寺院には創建した、或いは再興した僧侶の個性が出てくるようである。空海ゆかりの建物をガムシャラに造営していった神護寺の文覚上人など、良い例であろう。直情径行の文覚に愛弟子のように思われ、だが一歩距離を措いた明恵上人の高山寺もその例に挙げられよう。今に残る「絹本明恵上人像」からのイメージであるが。

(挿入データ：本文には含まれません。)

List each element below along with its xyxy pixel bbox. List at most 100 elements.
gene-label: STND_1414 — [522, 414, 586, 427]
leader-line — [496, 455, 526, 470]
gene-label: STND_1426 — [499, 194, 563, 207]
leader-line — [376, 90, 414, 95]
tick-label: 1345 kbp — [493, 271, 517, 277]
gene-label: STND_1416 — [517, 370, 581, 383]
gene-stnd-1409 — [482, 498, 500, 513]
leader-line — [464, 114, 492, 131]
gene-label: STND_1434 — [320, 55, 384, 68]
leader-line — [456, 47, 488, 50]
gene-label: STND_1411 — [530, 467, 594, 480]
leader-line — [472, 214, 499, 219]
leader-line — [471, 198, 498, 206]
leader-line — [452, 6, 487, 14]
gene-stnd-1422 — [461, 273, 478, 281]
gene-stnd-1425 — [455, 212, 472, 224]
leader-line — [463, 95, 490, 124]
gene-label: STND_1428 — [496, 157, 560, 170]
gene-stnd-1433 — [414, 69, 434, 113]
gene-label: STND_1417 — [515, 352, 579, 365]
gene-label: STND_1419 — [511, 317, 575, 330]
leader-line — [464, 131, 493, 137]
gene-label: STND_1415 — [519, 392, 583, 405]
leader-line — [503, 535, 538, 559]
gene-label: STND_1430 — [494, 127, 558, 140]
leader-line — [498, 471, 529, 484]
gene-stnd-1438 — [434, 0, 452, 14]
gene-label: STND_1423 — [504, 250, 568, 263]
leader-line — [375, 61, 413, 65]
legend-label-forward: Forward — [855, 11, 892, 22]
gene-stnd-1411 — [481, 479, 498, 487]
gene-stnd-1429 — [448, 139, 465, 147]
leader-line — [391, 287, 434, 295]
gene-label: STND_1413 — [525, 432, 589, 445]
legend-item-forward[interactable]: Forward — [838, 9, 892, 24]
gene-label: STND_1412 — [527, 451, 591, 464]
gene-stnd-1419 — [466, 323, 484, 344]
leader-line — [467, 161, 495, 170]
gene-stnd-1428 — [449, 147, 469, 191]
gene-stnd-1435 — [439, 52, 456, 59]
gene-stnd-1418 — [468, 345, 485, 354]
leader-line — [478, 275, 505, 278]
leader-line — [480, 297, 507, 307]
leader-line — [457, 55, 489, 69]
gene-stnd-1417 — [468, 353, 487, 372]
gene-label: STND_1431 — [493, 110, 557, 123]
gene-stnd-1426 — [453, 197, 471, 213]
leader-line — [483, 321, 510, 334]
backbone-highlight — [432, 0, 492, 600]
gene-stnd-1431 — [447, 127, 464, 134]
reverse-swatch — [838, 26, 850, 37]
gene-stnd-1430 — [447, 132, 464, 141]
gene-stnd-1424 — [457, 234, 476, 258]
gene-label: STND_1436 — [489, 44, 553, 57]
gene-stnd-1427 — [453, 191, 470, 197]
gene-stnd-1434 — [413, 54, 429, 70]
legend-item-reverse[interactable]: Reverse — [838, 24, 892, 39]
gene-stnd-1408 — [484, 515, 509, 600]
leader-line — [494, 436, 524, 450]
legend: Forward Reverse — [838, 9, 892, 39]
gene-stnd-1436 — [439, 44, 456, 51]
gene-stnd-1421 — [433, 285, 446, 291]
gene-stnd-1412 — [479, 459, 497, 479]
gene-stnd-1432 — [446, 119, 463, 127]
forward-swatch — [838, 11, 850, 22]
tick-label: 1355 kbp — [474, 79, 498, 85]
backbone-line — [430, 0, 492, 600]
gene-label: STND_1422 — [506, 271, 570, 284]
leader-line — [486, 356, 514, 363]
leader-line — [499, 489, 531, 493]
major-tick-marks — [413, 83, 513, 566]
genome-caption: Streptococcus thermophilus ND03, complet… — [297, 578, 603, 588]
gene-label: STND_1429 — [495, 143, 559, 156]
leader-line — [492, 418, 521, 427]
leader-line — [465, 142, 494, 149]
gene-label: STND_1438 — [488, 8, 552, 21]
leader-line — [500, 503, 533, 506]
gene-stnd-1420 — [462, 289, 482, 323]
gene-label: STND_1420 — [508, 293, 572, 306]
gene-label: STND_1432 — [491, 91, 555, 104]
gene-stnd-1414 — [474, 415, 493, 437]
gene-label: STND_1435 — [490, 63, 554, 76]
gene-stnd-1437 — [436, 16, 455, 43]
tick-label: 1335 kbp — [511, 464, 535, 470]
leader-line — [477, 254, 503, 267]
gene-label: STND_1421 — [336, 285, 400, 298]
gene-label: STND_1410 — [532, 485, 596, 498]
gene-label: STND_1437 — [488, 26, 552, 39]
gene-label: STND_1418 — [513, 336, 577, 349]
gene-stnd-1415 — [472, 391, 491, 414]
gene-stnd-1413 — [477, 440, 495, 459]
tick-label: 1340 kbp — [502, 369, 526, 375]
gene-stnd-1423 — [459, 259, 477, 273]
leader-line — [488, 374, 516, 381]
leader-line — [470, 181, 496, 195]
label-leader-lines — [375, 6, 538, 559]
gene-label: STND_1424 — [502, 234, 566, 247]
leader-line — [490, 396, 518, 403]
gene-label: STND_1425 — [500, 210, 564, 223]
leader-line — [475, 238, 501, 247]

明恵上人止住のころの伽藍は「高山寺絵図」でほぼ概要は分かる。本堂東側に、阿弥陀堂、羅漢堂そして今の石水院であろう経蔵が並び、西側には三重塔、鐘楼、そして鎮守社が並ぶ。文明2年(1470年)の火災(「大乗院寺社雑事記」)、天文16年の細川晴元による焼打ち(神護寺・高山寺の裏、高雄山に城があったためである。「厳助往年記」)により明恵上人以来の伽藍は悉く壊滅したものの、「上人像」や「鳥獣戯画」等々の絵画、そして典籍などが残る。そして石水院である。
(注)2009年9月撮影
「雍州府志」に「宝蔵の内、西の方、社有り。春日・住吉、両神の画像、有す」とある。この宝蔵が今の石水院か否か判らないが、今善財童子像が有る所に神像が掲げられ、その裏住宅様となっている所が経蔵であったと云われている。春日・住吉両神を安置したのは嘉禎元年(1235年)、明恵上人没後(貞永元年(1232年))のことである。とは云え「春日明神、時々影向、親り明恵に見えたもう」という。しかし明恵上人は東大寺で受戒した華厳宗の僧であった。また春日明神ということで、興福寺の僧が「一代一度、此の処に来たり、神像を開き之れを拝して法事を修す」。この石水院、神仏習合の典型から、明治22年(1889年)住宅に形を変え、場所を変え、今に残る。